If you were to ask me how my new home is treating me, my reply would sound something like this:

    "From the homeless rock star on the street singing for food, to the starving college student majoring in jazz violin and working three jobs, to the envied and working professionals touring a show through the city, the liberal vibe of Seattle is a breeding ground for not the hopeless, but the hopeFUL. Substitute the smell of rotting dreams that one might come across in New York City or Los Angeles with the soft brew of 'Seattle’s Best Coffee' and you're home.
    My days are long and filled with everything I love. The screaming ambulance sirens and breaths of exhaust from semi-trucks passing on the street outside my dorm room window wake me up earlier than my eyes are ready to open six out of seven mornings, but I don’t mind; city living is a game of compromises with BIG rewards.  I’m living in the 7th avenue dorms, the busy dorms, where everything happens. All students and faculty alike are individuals here, each his or her own definition of an artist. In fact, nearly every faculty member, including the janitors, are working elsewhere and living their art in addition to their job at Cornish College of the Arts. People dress how they feel and everyone’s personal aesthetic is vibrant and thriving. Everyone I meet is friendly and open in contrast to the “Minnesota Nice” that reality proves is more accurately titled “Minnesota Passive Aggressive.” Sure there are some catty girls and skater boys, but I’ll run into those and other stereotypes everywhere I go in life. I can officially say that I have indeed found my people. And no, I’m not jumping the gun in my declaration of brotherhood; a week is really all I need. Since I’ve been around the college block once or twice, I know what I like. And I like it here. A lot. 

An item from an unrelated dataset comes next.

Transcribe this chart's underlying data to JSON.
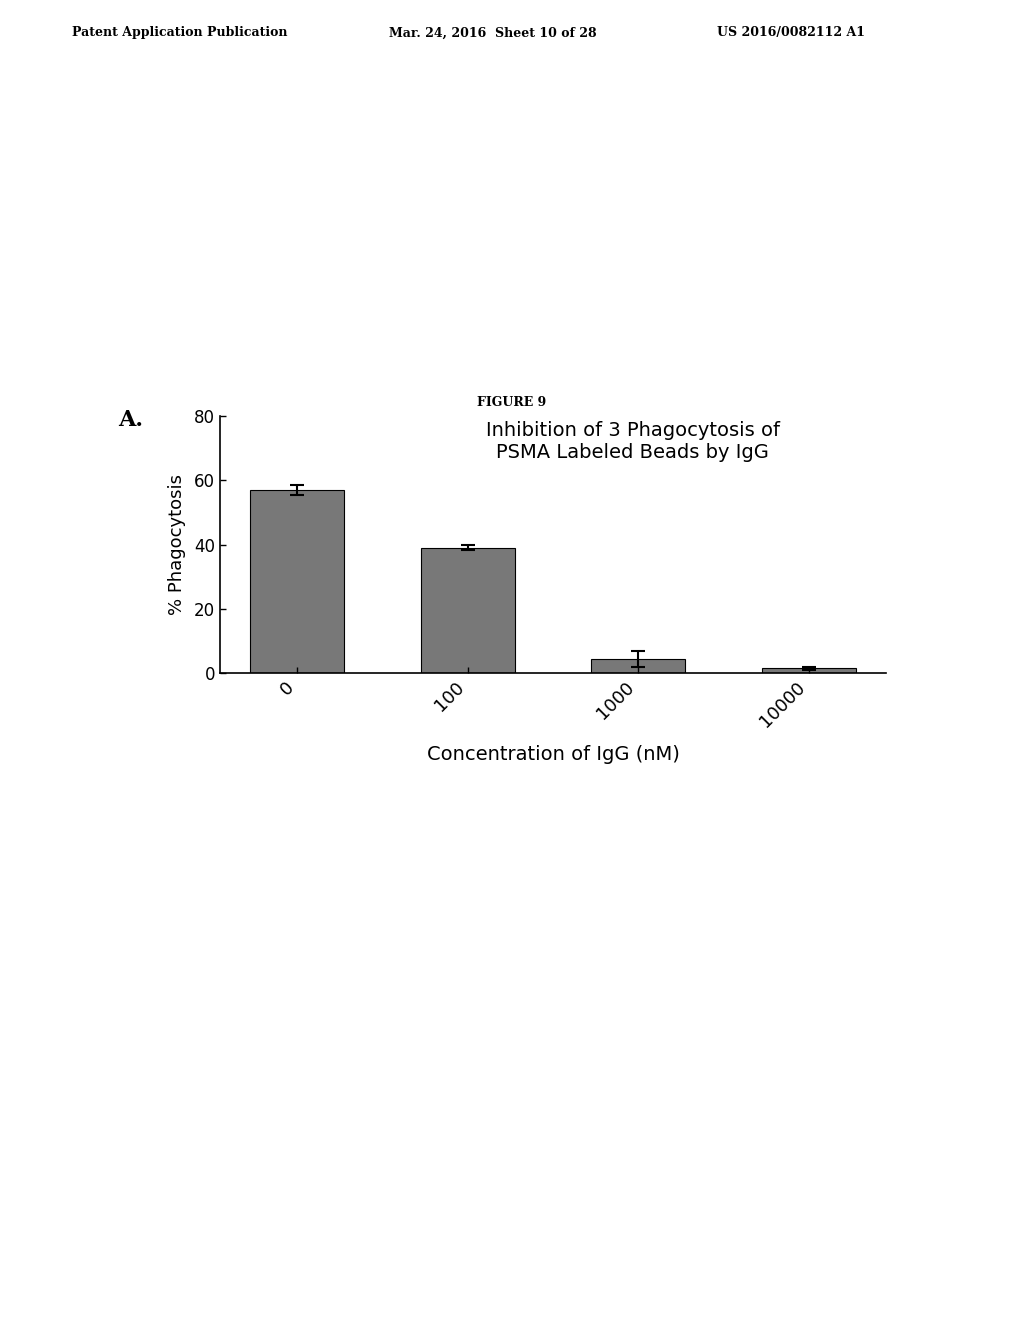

    My classes are thought-provoking and very right-brained. My teachers have led and are still leading respected careers in the industry. And with a fair majority of them having BROADWAY in bold print on their resumes, let’s just say it's hard NOT to be extremely motivated to pay attention in class. I am taking eighteen credits of dance, acting, improvisation, script analysis, physical technique, yoga, voice, meditation, and singing. What’s not to love? I feel comfortable and welcome among upperclassmen, and I am IN LOVE with my teachers. IN. LOVE. And it’s a college made up of only 800, so a one-on-one coffee date with a professor is basically a given. I feel a sense of pride in my school for the first time. Theater graduates here go on to Yale’s graduate drama program or are WORKING as producers, playwrights, actors and directors, with the lot of them directing their own shows and being cast onto professional stages. I am persistently being encouraged by the faculty to start collaborating with all the artists around me, so I’ve already asked a music composition major to play Rodgers to my Hammerstein and start putting music to the dozens of plays, scenes, sketches, one-acts, and musicals I have birthed through my words. One of my homework assignments was to ready a play, so why not grab all the theater majors within a ten foot radius to read the play aloud and give a unique voice to each character? They’re certainly happy to do it and then I get my homework done.  Win, win. Catch my drift?

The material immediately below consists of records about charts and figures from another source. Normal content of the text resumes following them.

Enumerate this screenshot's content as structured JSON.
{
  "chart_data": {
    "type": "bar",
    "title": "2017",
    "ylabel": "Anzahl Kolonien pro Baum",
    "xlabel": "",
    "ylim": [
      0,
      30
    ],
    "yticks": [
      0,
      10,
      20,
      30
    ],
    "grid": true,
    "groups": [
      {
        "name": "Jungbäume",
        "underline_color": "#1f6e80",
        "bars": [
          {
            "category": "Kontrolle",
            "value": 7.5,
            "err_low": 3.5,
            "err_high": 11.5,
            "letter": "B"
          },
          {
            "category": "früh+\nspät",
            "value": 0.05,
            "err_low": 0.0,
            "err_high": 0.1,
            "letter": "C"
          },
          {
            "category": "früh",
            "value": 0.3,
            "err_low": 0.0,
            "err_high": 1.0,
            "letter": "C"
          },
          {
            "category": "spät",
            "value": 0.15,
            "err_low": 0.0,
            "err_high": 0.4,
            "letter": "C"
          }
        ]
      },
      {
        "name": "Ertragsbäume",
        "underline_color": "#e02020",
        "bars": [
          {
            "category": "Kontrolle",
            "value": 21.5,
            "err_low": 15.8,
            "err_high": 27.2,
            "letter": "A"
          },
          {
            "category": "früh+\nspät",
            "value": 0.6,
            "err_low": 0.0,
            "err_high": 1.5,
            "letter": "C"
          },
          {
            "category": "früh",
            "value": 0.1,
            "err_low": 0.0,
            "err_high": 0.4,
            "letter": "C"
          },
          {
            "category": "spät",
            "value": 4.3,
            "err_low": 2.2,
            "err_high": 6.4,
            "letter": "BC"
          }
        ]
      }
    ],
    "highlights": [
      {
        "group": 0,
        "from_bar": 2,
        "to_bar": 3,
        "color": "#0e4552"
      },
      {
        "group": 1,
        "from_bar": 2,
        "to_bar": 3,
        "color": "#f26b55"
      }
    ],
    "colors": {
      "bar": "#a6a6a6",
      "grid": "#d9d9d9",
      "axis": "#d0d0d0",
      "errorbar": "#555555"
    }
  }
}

    I have not one, count them, but two gay BFF's (I do not, in any way, mean to use this phrase to objectify gay males) who switch roles as the devil and angel standing on my shoulders. They are just two of the many friends I have made here, one of which includes my NORMAL and fellow thespian roommate. I am busy busy busy between school, work, and friends constantly knocking on my door asking if I can come out and play. But at the heart of it all, I am thriving in a company of actors who support me as an individual while collaborating in a beautiful and very alive art.
   Of course my time here hasn’t been perfect, and I quickly became aware that I’m not in never never land (as much as I’d like to be). Even in Seattle, and likely no matter where I go, there are aches and pains to be tended to, life lessons to be learned, and heartaches to be felt. But that’s life, and I am not going to let those things deter me from living it. I can honestly say that I cannot think of a better place to be at this point in my life and I am going to cherish every moment."


That was an excerpt from a journal entry that I logged as of two weeks ago. I do hope you enjoyed the read.